TÜRKİYE’de hep tanık olduğumuz ve alıştığımız olaylardır bunlar.
Birtakım uyanık işadamları, daha kolay para kazanabilmek, işlerinin kolay yürümesini sağlamak için politikacılara hep aynı tezgáhı kurarlar. Politikacıların çoğu da bu tezgáha bile bile düşerler.
Bu tezgáh kabaca şudur:
Bazı uyanık işadamları politikacıların çocuklarını himayelerine alırlar.
Sakın yanlış anlamayın, dostluk uğruna yaparlar bunu.

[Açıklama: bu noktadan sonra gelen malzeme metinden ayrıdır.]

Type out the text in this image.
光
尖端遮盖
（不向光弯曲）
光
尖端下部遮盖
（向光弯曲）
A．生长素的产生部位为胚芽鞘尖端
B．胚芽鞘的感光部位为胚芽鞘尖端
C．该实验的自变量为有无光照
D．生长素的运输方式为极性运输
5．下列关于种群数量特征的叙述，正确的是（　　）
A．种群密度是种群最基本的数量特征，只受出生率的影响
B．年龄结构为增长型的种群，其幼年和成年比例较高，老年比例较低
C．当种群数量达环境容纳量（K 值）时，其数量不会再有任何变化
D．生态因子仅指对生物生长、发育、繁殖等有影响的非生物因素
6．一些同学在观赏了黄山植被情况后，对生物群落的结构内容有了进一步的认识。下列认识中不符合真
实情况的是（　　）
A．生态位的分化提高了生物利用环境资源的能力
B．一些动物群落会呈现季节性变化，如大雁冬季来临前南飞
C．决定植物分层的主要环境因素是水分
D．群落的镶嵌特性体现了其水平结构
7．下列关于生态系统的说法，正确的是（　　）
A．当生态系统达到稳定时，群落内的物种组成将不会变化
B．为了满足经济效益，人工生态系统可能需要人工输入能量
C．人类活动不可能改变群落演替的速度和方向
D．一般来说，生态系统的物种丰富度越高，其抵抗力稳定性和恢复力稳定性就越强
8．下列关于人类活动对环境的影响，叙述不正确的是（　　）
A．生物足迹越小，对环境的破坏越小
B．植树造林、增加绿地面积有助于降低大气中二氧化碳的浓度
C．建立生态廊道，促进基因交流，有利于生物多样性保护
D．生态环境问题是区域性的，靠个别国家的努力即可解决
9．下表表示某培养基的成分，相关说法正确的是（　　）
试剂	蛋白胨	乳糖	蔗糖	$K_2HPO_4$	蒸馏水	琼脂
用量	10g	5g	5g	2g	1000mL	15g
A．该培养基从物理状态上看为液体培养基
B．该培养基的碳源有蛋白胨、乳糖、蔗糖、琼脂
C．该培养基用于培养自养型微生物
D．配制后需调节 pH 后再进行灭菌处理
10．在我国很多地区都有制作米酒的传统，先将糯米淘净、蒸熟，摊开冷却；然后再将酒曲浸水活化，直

Onlarla ortak iş kurarlar.
Ama bu iş kurulurken gerekli sermayenin tümünü işadamları koyar.
Politikacıların çocuklarının cebinden bir kuruş çıkmaz. Onlar sadece kára ortaktırlar.
Aslında bu düpedüz politikacıların çocuklarının parmaklarını oynatmadan ceplerini parayla dolduran bir rüşvet oyunudur.
Bazı dürüst ve onurlu politikacılar böyle tezgáhları yemez, çocuklarının birtakım uyanık işadamlarıyla bu tip ortaklıklara girmelerine kesinlikle izin vermez.
Bazıları ise buna güle oynaya göz yumar.
O ortaklıkların işleri tıkır tıkır yürür.
Çünkü devletin her türlü gücü arkalarındadır.
* * *
Bazı meslektaşlar, bu tip ortaklıklar için "Ne var bunda?Politikacının çocukları ticaret yapamayacaklar mı?" diye sorarlar.
Bunun ticaret olmadığını, uyanık işadamlarının politikacının çocuğunun cebine para koyduğunu unuturlar.
Bu tip ortaklıklar yasaldır ama ahlaka uygun değildir.
Şimdi bir örnek vermek istiyorum.
Bunu Hasan Pulur da yazmıştı.
Eski başbakanlardan Adnan Menderes’in en büyük oğlu Yüksel Menderes Ankara Hukuk Fakültesi’ni bitirdikten sonra İsviçre’ye gider ve siyaset bilimi okur.
Okulunu bitirdikten sonra Ankara’ya döner.
Babasına iş hayatına atılmak istediğini söyleyerek kendisinden izin ister.
Adnan Menderes buna itiraz eder ve oğluna şöyle der:
"Ben siyasette ve devlet hizmetinde olduğum sürece sen serbest hayata atılıp ticaret yapamazsın.Ben senin devlet memuru olmanı istiyorum.Ticareti kesinlikle düşünme..."
* * *
Babasının kesin tavrını gören Yüksel Menderes saygıyla şu yanıtı verir:
"Emredersiniz... İzin verirseniz Dışişleri sınavlarına katılmak için başvurayım."
Yüksel Menderes Dışişleri sınavını kazanır ve diplomat olur.
Dışişleri’nde çalıştığı süre içinde basamakları diğer meslektaşları gibi tek tek çıkar.
Babasının hiçbir zaman gücünü kullanmaz.
Çok başarılı bir meslek hayatı olur.
1965 yılında politikaya girer ve Aydın’dan milletvekili seçilir.
Ölünceye kadar da ticaret yapmaz.
Daha sonraki dönemlerde politikacıların böyle bir duyarlık içinde olmadığını görüyoruz.
AKP iktidarında ise neler olduğunu yinelemeye gerek yok.
Başbakan’ın, bakanların yalnız çocukları değil, damatları da başarılı birer ticaret adamı oldular.
Hatta bunların arasına Cumhurbaşkanı’nın 17 yaşındaki oğlu da girdi.
Eee atalarımız ne demiş: "İş bilenin, kılıç kuşananın."
Ne güzel işler tıkır tıkır yürüyor, çocukların cepleri doluyordu.